00:13
Incheon, 20:39
Malam itu, mobil Seokjin berhenti di halaman sebuah Geraja di daerah Incheon. Menolak untuk pulang, Seokjin lebih memilih untuk tetap datang ke tempat tujuan awal mereka. Kondisinya juga semakin membaik sejak keluar dari hutan dan bahkan dia sudah mengambil alih kemudi dan membiarkan Taehyung untuk beristirahat.
Seokjin melepas sabuk pengamannya lalu mengarahkan pandangannya pada Taehyung yang masih tidur, melihat hal itu pun dia mendekat ke arah Taehyung dan mengguncang pelan bahu pemuda itu.
"Taehyung-a, bangunlah!

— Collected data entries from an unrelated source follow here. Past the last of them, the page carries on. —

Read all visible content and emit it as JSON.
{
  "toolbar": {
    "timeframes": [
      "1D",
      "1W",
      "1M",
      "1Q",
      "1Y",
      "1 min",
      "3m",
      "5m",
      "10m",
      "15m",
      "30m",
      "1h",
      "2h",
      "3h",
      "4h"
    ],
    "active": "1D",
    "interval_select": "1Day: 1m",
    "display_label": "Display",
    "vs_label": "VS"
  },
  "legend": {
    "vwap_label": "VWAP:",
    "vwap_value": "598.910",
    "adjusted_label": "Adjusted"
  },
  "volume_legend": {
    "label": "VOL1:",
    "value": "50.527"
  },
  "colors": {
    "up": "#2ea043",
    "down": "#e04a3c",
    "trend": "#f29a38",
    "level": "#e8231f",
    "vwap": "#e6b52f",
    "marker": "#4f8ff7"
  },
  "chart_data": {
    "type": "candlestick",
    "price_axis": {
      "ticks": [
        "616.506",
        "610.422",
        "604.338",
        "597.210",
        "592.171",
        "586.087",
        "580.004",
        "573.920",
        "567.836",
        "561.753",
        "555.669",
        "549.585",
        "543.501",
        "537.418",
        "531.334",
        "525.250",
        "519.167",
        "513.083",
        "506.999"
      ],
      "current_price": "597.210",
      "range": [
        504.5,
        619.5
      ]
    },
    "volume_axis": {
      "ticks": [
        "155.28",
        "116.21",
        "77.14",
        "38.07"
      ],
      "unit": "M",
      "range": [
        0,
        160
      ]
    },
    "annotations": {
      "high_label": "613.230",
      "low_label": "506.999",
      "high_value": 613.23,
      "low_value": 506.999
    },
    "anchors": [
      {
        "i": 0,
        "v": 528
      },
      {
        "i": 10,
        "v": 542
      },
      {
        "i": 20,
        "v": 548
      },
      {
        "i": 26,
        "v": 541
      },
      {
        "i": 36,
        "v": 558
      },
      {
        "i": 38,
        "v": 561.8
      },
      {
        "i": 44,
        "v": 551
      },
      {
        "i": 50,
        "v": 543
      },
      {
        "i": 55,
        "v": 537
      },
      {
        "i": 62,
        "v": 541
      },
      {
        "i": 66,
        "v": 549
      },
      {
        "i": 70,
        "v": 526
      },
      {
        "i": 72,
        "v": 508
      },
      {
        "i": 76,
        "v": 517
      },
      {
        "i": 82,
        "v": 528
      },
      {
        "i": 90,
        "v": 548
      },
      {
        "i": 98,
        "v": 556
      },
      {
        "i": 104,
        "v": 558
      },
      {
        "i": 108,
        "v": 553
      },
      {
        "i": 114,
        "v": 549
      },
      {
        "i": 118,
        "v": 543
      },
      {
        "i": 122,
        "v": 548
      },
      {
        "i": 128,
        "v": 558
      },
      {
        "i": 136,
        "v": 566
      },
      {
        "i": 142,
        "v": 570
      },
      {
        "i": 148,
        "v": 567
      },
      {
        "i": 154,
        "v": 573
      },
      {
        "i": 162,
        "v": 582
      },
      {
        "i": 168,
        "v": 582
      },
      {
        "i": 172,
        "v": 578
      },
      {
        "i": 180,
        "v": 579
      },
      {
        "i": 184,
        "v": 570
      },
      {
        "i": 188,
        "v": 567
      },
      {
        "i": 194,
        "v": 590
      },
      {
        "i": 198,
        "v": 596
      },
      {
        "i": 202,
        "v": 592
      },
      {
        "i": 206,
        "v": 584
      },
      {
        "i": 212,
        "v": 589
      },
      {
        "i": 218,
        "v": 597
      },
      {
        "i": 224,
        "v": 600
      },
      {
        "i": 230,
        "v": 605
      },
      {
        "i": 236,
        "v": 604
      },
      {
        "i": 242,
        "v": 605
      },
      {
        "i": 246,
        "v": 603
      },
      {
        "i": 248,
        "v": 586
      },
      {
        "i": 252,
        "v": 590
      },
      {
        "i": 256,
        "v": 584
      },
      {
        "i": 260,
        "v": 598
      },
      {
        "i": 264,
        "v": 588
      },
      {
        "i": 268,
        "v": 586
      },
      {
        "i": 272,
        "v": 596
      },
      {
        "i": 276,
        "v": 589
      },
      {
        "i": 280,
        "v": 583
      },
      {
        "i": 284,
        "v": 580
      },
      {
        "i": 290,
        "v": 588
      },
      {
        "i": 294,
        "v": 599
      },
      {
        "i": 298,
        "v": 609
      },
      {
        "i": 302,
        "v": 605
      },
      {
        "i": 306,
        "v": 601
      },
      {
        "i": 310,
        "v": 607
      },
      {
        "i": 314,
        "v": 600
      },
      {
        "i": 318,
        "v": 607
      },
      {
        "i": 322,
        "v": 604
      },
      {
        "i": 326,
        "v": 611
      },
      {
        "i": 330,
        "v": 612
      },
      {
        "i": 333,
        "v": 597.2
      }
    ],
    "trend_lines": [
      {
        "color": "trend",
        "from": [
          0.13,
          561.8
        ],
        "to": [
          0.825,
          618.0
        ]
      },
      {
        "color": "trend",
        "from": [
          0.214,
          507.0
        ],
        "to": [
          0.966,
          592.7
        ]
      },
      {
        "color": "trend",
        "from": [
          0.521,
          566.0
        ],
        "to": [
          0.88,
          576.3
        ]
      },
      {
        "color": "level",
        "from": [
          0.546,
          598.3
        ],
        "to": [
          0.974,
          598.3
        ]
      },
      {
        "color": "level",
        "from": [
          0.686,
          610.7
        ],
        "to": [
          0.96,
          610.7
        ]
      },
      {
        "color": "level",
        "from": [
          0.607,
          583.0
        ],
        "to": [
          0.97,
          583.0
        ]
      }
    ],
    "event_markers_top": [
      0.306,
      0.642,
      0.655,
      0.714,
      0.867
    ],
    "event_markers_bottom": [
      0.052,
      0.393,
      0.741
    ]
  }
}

Kita sudah sampai."
Perlahan kelopak mata Taehyung terbuka dan hal pertama yang ia lihat adalah wajah Seokjin.
"Sudah sampai, ya?"
"Eumh, turunlah!"
Taehyung mengangguk. Keduanya pun turun dari mobil dan seketika pandangan Seokjin menangkap sosok Pendeta Shin yang tampaknya tengah menunggu kedatangannya.
"Ayo." ujar Seokjin dan membimbing langkah Taehyung untuk mengikutinya menghampiri Pendeta Shin.
"Annyeonghaseyo." sapa Seokjin sembari sekilas membungkukkan badannya ke arah Pendeta Shin, di ikuti oleh Taehyung yang mengatup rapatkan mulutnya.
"Aku minta maaf karna kedatanganku yang sangat terlambat ini, Pendeta pasti sudah lama menunggu."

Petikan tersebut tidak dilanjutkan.